Controlli fuori dal circuito dello screening: un fenomeno poco monitorato
Molti cittadini, in particolare per la mammografia e il test cervicale, si sottopongono a controlli al di fuori dei programmi organizzati. Secondo Cartabellotta, per questi controlli non esistono dati affidabili né sulla qualità né sull’efficacia del percorso diagnostico. In assenza di un esito standardizzato e di garanzie su un successivo trattamento in caso di positività, questi esami non possono essere considerati equivalenti agli screening organizzati.
La scelta di evitare il circuito istituzionale, spiega il presidente della Fondazione Gimbe, segnala una sfiducia nel sistema o una sua inefficienza. Tuttavia, la criticità principale resta la scarsa adesione: servono interventi strutturali e di comunicazione, oltre a un coinvolgimento più attivo dei cittadini.

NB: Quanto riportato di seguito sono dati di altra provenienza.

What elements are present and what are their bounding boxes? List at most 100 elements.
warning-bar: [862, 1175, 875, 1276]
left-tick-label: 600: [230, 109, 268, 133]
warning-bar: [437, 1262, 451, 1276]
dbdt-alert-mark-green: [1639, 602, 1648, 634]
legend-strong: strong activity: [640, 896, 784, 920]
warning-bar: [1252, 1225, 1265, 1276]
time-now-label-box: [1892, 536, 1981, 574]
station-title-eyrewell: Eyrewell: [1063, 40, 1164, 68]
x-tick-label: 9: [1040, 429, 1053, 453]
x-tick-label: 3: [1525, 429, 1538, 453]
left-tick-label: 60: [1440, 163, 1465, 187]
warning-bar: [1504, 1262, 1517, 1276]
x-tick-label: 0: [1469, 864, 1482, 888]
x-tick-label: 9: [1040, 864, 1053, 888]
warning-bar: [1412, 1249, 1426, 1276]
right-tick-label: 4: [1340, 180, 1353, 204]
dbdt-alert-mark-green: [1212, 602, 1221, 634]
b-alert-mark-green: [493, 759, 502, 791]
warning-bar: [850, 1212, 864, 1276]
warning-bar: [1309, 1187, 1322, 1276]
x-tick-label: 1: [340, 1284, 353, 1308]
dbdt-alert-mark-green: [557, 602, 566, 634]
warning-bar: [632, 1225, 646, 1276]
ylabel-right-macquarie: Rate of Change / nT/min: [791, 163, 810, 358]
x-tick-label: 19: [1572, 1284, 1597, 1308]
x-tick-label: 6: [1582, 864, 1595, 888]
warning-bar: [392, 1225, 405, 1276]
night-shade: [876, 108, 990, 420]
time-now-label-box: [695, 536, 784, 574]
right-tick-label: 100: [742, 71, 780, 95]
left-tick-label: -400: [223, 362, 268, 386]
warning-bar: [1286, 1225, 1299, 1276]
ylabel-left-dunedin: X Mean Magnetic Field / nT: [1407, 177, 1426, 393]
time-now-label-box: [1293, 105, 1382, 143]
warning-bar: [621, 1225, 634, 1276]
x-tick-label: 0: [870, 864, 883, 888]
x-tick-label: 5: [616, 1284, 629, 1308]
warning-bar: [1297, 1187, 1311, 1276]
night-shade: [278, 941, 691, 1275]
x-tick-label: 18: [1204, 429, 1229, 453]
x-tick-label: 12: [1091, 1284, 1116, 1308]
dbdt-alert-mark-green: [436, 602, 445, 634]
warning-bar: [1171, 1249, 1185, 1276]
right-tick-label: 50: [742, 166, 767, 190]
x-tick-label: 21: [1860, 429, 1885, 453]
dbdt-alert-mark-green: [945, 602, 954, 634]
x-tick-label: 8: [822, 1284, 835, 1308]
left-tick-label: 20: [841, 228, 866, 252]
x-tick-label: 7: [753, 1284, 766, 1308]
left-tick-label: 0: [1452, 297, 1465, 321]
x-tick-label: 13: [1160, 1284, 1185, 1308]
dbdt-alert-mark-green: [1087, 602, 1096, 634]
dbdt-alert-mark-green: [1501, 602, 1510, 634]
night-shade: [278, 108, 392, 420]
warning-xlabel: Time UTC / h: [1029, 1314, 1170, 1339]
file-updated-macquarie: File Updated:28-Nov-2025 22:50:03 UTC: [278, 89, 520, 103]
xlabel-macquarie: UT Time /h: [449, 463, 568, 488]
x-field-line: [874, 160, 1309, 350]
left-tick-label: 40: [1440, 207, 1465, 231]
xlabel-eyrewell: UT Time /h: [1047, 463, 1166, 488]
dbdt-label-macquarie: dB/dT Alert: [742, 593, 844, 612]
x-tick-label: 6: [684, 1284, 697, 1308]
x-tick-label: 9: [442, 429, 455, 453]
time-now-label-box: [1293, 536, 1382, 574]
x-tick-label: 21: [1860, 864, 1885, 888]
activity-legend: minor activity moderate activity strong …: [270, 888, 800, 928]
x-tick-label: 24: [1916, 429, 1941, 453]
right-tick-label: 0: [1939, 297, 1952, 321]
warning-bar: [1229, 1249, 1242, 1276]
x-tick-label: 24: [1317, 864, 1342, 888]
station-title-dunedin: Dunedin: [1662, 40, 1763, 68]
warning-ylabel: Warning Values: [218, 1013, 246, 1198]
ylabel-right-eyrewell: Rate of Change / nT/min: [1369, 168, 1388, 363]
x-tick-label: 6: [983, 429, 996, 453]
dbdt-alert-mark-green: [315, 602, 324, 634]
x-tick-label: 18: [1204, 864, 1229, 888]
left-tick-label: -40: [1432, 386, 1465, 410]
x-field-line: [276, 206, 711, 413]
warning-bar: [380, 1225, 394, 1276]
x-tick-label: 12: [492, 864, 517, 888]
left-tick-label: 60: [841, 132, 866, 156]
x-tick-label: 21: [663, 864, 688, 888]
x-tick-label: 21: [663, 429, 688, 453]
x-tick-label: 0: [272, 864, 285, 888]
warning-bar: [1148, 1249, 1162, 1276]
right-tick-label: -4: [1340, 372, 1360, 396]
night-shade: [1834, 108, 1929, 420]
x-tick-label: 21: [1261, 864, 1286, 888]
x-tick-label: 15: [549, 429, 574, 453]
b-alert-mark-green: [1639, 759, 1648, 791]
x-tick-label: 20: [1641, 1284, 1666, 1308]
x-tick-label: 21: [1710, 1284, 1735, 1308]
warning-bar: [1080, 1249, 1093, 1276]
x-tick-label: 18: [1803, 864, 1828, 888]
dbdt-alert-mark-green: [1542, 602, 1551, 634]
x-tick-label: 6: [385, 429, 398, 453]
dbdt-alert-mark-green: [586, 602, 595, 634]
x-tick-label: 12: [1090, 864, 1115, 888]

Perché lo screening organizzato è fondamentale per salvare vite
L’adesione ai programmi di screening oncologico consente diagnosi precoci, trattamenti tempestivi, un numero maggiore di guarigioni, riduzione delle sofferenze e dei costi per il Servizio Sanitario Nazionale. Soprattutto, contribuisce alla riduzione della mortalità per tumore.
Secondo Cartabellotta, è urgente rafforzare le campagne informative, migliorare l’efficienza dei sistemi regionali, uniformare l’accesso agli screening tra le aree del Paese. I dati del 2023 indicano chiaramente che troppe persone, soprattutto nel Mezzogiorno, non ricevono o non rispondono agli inviti a partecipare e questo ha un impatto diretto sulla salute pubblica.